Arbitrage, le débrief de la J13
Après chaque journée de Ligue 1 McDonald’s, la Direction de l'arbitrage de la FFF analyse certaines situations et décisions prises lors des matches du week-end.
FC NANTES - FC LORIENT
45e minute (+1) : sur un centre du joueur lorientais n°5 en direction de son partenaire °28 en position de hors-jeu dans la surface de réparation adverse, le défenseur nantais n°6 intervient à l'aide d'un tacle glissé et dévie le ballon dans son propre but. Considérant que le hors-jeu est sanctionnable car l'attaquant « impacte le défenseur » selon lui, l'arbitre assistant lève son drapeau, l'arbitre décide alors de refuser le but. L'arbitre vidéo invite ensuite l'arbitre à analyser la séquence en bord de terrain pour réinterroger sa position initiale. L'arbitre prend finalement la décision de valider le but.

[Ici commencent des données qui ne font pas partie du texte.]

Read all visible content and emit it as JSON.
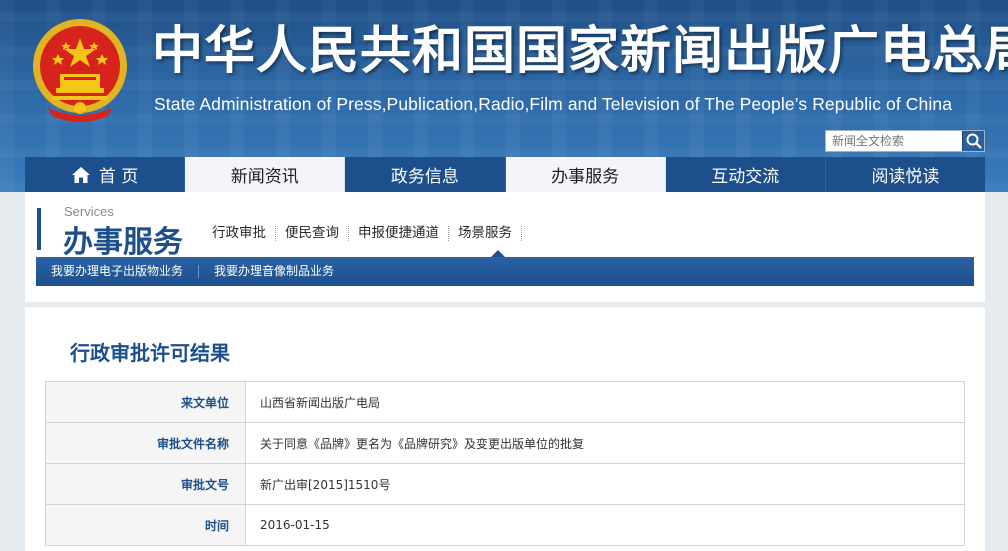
{
  "header": {
    "title": "中华人民共和国国家新闻出版广电总局",
    "subtitle": "State Administration of Press,Publication,Radio,Film and Television of The People’s Republic of China",
    "search_placeholder": "新闻全文检索",
    "emblem_icon": "national-emblem-icon",
    "search_icon": "search-icon"
  },
  "nav": {
    "items": [
      {
        "label": "首 页",
        "icon": "home-icon",
        "active": false
      },
      {
        "label": "新闻资讯",
        "active": false
      },
      {
        "label": "政务信息",
        "active": false
      },
      {
        "label": "办事服务",
        "active": true
      },
      {
        "label": "互动交流",
        "active": false
      },
      {
        "label": "阅读悦读",
        "active": false
      }
    ]
  },
  "section": {
    "en": "Services",
    "cn": "办事服务",
    "tabs": [
      "行政审批",
      "便民查询",
      "申报便捷通道",
      "场景服务"
    ],
    "sublinks": [
      "我要办理电子出版物业务",
      "我要办理音像制品业务"
    ]
  },
  "detail": {
    "title": "行政审批许可结果",
    "rows": [
      {
        "label": "来文单位",
        "value": "山西省新闻出版广电局"
      },
      {
        "label": "审批文件名称",
        "value": "关于同意《品牌》更名为《品牌研究》及变更出版单位的批复"
      },
      {
        "label": "审批文号",
        "value": "新广出审[2015]1510号"
      },
      {
        "label": "时间",
        "value": "2016-01-15"
      }
    ]
  },
  "colors": {
    "primary": "#1c4f8b",
    "banner": "#2d68a6",
    "emblem_red": "#d6231c",
    "emblem_gold": "#f5c518"
  }
}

Analyse de la Direction de l’Arbitrage
Le début de la phase offensive, ainsi que le duel entre les deux joueurs près de la ligne médiane, ont été correctement appréciés par l’arbitre et l’arbitre vidéo, sans erreur manifeste. Par ailleurs, concernant la position de hors-jeu du joueur lorientais n°28, l’analyse montre qu’il ne prend pas une part active au jeu et ne commet aucune interférence avec les adversaires. En effet, sa distance par rapport au défenseur et au gardien nantais confirme qu’il ne répond à aucun des critères suivants de la Loi 11 :
- il ne les empêche pas de jouer ou d'être en position de jouer le ballon en entravant clairement leur champ de vision ;
- il ne leur dispute pas le ballon ;
- il ne tente pas clairement de jouer le ballon avec une action qui pourrait influencer leur réaction ;
- il n'effectue pas d'action évidente qui influencerait clairement leur capacité à jouer le ballon.
Ainsi, en application de la loi, le but devait bien être accordé.
STADE BRESTOIS - FC METZ
90e minute (+7) : sur une passe effectuée par l'un de des coéquipiers, l’attaquant brestois n°24 est déséquilibré dans la surface de réparation par le défenseur messin n°12 et se retrouve au sol. L’arbitre laisse le jeu se dérouler. L’arbitre vidéo analyse la situation et, au premier arrêt de jeu, invite l’arbitre à visionner les images en bord de terrain pour un possible penalty. Après avoir pris connaissance des images, l’arbitre décide finalement de sanctionner l'intervention du défenseur et d'accorder un penalty.
Analyse de la Direction de l’Arbitrage
Le défenseur, dans sa propre surface de réparation, bouscule l'attaquant avec une poussée manifeste des deux bras dans le dos de ce dernier. Ce geste, provoquant la chute de l'attaquant, est clairement sanctionnable au sens de la loi 12 : le penalty était bien la décision technique attendue.
LOSC LILLE - PARIS FC
90e minute (+4) : à l’entrée de la surface de réparation adverse, le joueur lillois n°14 frappe au but et le défenseur parisien n°15 dévie le ballon. Considérant qu’un contact sanctionnable du ballon avec le bras du défenseur s’est produit, l'arbitre décide de siffler un penalty. L’arbitre vidéo analyse alors l'ensemble de la situation, à partir du début de la phase offensive de l'équipe lilloise, et conclut à une absence d'erreur manifeste dans les décisions prises par l'arbitre.